E2EGAT: Interpretable graph attention networks for pathological stage prediction of prostate cancer
Wenkang Zhan, PhD Student, Temple University. Chen Song, PhD Student, Temple University. Supratim Das, Student, Indian Institution of Science Education and Research - Pune. Timothy R. Rebbeck, Harvard T.H. Chan School of Public Health, Dana Farber Cancer Institute. Xinghua Shi, PhD, Temple University.
Poster # 78
Prostate cancer is one of the deadliest cancers worldwide. An accurate prediction of pathological stages using the expressions of genes is effective for clinical assessment and treatment. However, there are two major barriers in pathological stage prediction using gene expression data.One is that complex interactions of genes are yet fully analyzed because identification of interactions using biological procedure is time consuming and prohibitively expensive. The second barrier comes from the transparency and trustworthiness of the predicting mechanism of the machine learning model which is expected to match the workflow of biomedical process. Thus, there is an increasing need to build efficient and feasible computation methods with the capacity to capture the internal interactions among genes for pathological stage prediction while providing interpretations on the prediction results.

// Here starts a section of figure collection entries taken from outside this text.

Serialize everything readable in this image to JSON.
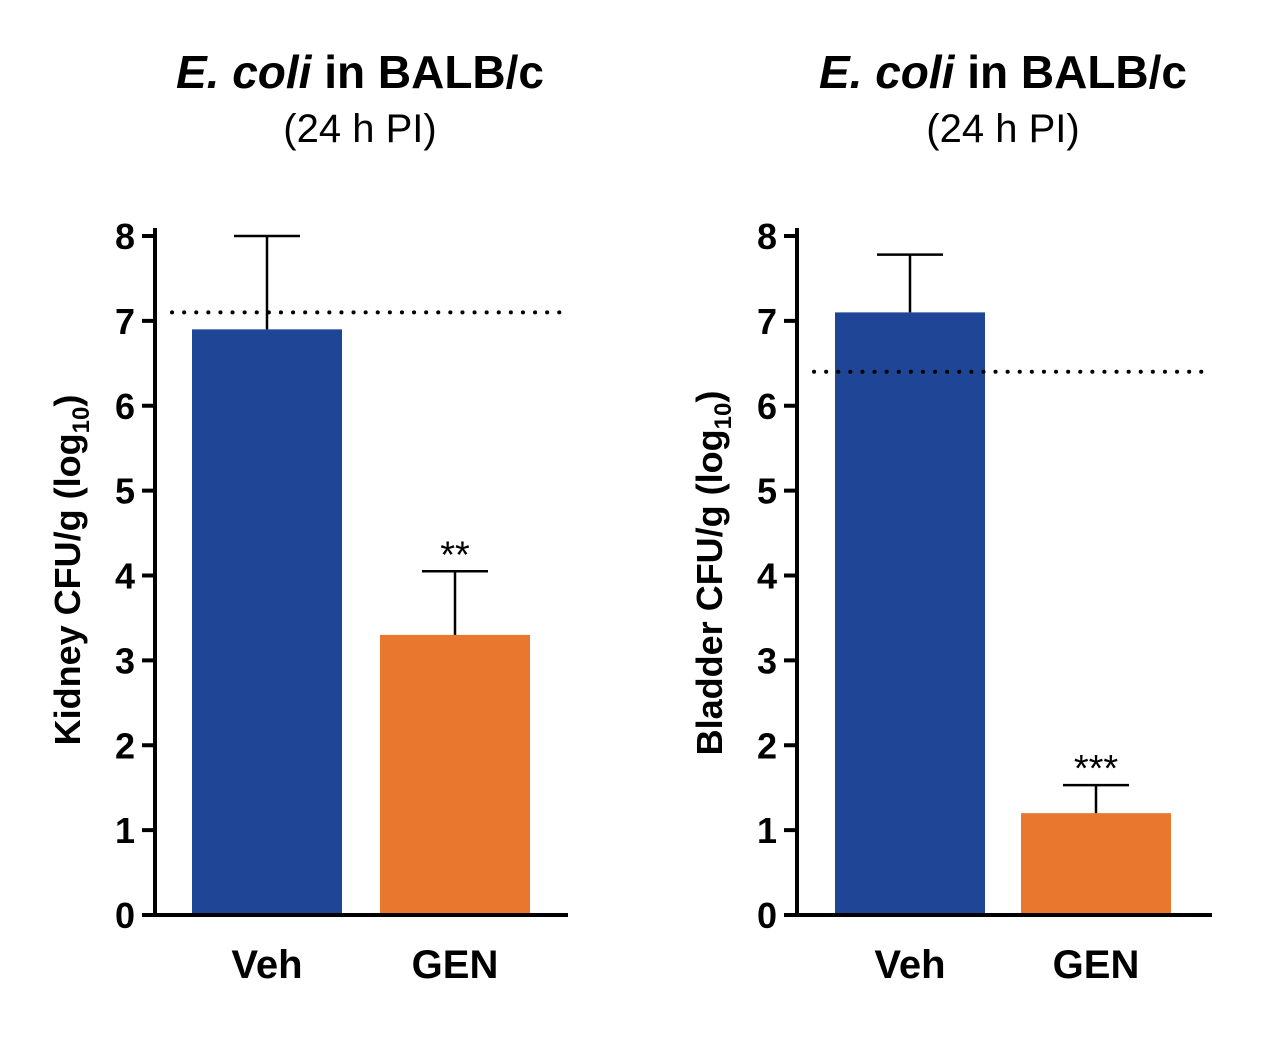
{
  "chart_data": [
    {
      "type": "bar",
      "title_italic": "E. coli",
      "title_rest": " in BALB/c",
      "subtitle": "(24 h PI)",
      "ylabel_main": "Kidney CFU/g (log",
      "ylabel_sub": "10",
      "ylabel_close": ")",
      "categories": [
        "Veh",
        "GEN"
      ],
      "values": [
        6.9,
        3.3
      ],
      "errors": [
        1.1,
        0.75
      ],
      "significance": [
        "",
        "**"
      ],
      "colors": [
        "#1f4696",
        "#ea772e"
      ],
      "reference_line": 7.1,
      "ylim": [
        0,
        8
      ],
      "yticks": [
        "0",
        "1",
        "2",
        "3",
        "4",
        "5",
        "6",
        "7",
        "8"
      ]
    },
    {
      "type": "bar",
      "title_italic": "E. coli",
      "title_rest": " in BALB/c",
      "subtitle": "(24 h PI)",
      "ylabel_main": "Bladder CFU/g (log",
      "ylabel_sub": "10",
      "ylabel_close": ")",
      "categories": [
        "Veh",
        "GEN"
      ],
      "values": [
        7.1,
        1.2
      ],
      "errors": [
        0.68,
        0.33
      ],
      "significance": [
        "",
        "***"
      ],
      "colors": [
        "#1f4696",
        "#ea772e"
      ],
      "reference_line": 6.4,
      "ylim": [
        0,
        8
      ],
      "yticks": [
        "0",
        "1",
        "2",
        "3",
        "4",
        "5",
        "6",
        "7",
        "8"
      ]
    }
  ]
}
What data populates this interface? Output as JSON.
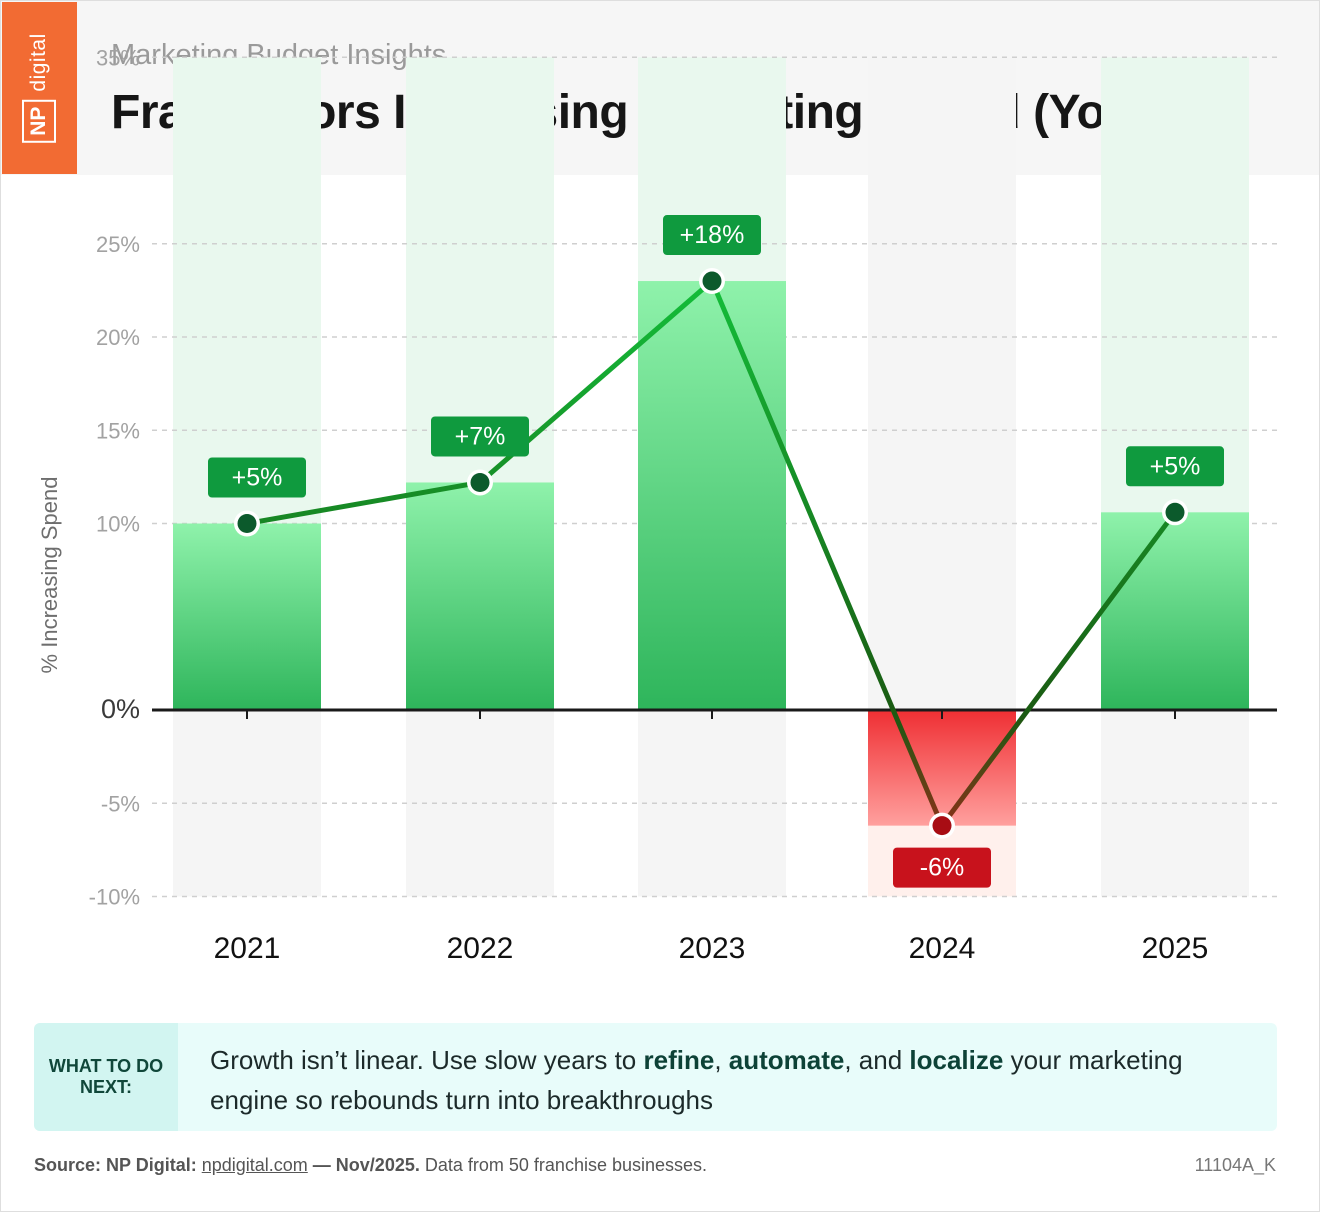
{
  "header": {
    "logo_np": "NP",
    "logo_digital": "digital",
    "subtitle": "Marketing Budget Insights",
    "title": "Franchisors Increasing Marketing Spend (YoY)"
  },
  "chart_data": {
    "type": "bar",
    "title": "Franchisors Increasing Marketing Spend (YoY)",
    "ylabel": "% Increasing Spend",
    "xlabel": "",
    "ylim": [
      -10,
      35
    ],
    "yticks": [
      35,
      25,
      20,
      15,
      10,
      0,
      -5,
      -10
    ],
    "ytick_labels": [
      "35%",
      "25%",
      "20%",
      "15%",
      "10%",
      "0%",
      "-5%",
      "-10%"
    ],
    "categories": [
      "2021",
      "2022",
      "2023",
      "2024",
      "2025"
    ],
    "values": [
      10,
      12.2,
      23,
      -6.2,
      10.6
    ],
    "change_labels": [
      "+5%",
      "+7%",
      "+18%",
      "-6%",
      "+5%"
    ],
    "grid": true,
    "colors": {
      "positive": "#0f9a3e",
      "negative": "#c8121c",
      "positive_bar": "#4fd07a",
      "negative_bar": "#f04848"
    }
  },
  "callout": {
    "tag": "WHAT TO DO NEXT:",
    "text_1": "Growth isn’t linear. Use slow years to ",
    "bold_1": "refine",
    "text_2": ", ",
    "bold_2": "automate",
    "text_3": ", and ",
    "bold_3": "localize",
    "text_4": " your marketing engine so rebounds turn into breakthroughs"
  },
  "footer": {
    "source_label": "Source: NP Digital:",
    "link": "npdigital.com",
    "date": "— Nov/2025.",
    "note": "Data from 50 franchise businesses.",
    "code": "11104A_K"
  }
}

In this study, we propose an interpretable graph neural network (E2EGAT) which can be trained in an end-to-end manner to identify genes whose expression profiles are important to predict pathological stages of prostate cancer. Firstly, aiming at constructing graph representations of gene expressions, we measure the co-effect with dot-product of expressions of any pair of genes and develop an adaptive threshold to build the adjacency matrix by which strongly interacted genes are connected as edges of graphs. Secondly, with the constructed graphs, we introduce a multi-head attention mechanism into E2EGAT so that gene-gene interactions can be captured. Thirdly, a co-training strategy is employed to optimize the graph construction and the prediction of pathological stages in an end-to-end manner. In this way, E2EGAT can construct the optimal graph representations of gene expressions which improve downstream pathological stage prediction. Finally, to ensure the transparency of E2EGAT, novel interpretive strategies are employed to help identify marker genes and their contribution to the prediction of pathological stages in prostate cancer.Results on the Cancer Genome Atlas (TCGA) data show that E2EGAT achieves state-of-the-art performance including accuracy, precision, recall and F1-score, compared with alternative methods for predicting pathological stages of prostate cancer. Besides, with integrated gradient saliency, attention mechanism and perturbation techniques, E2EGAT successfully identifies markers genes driving the pathological stage of prostate cancer, whose expressions are found to be associated with the cell growth of prostate cancer.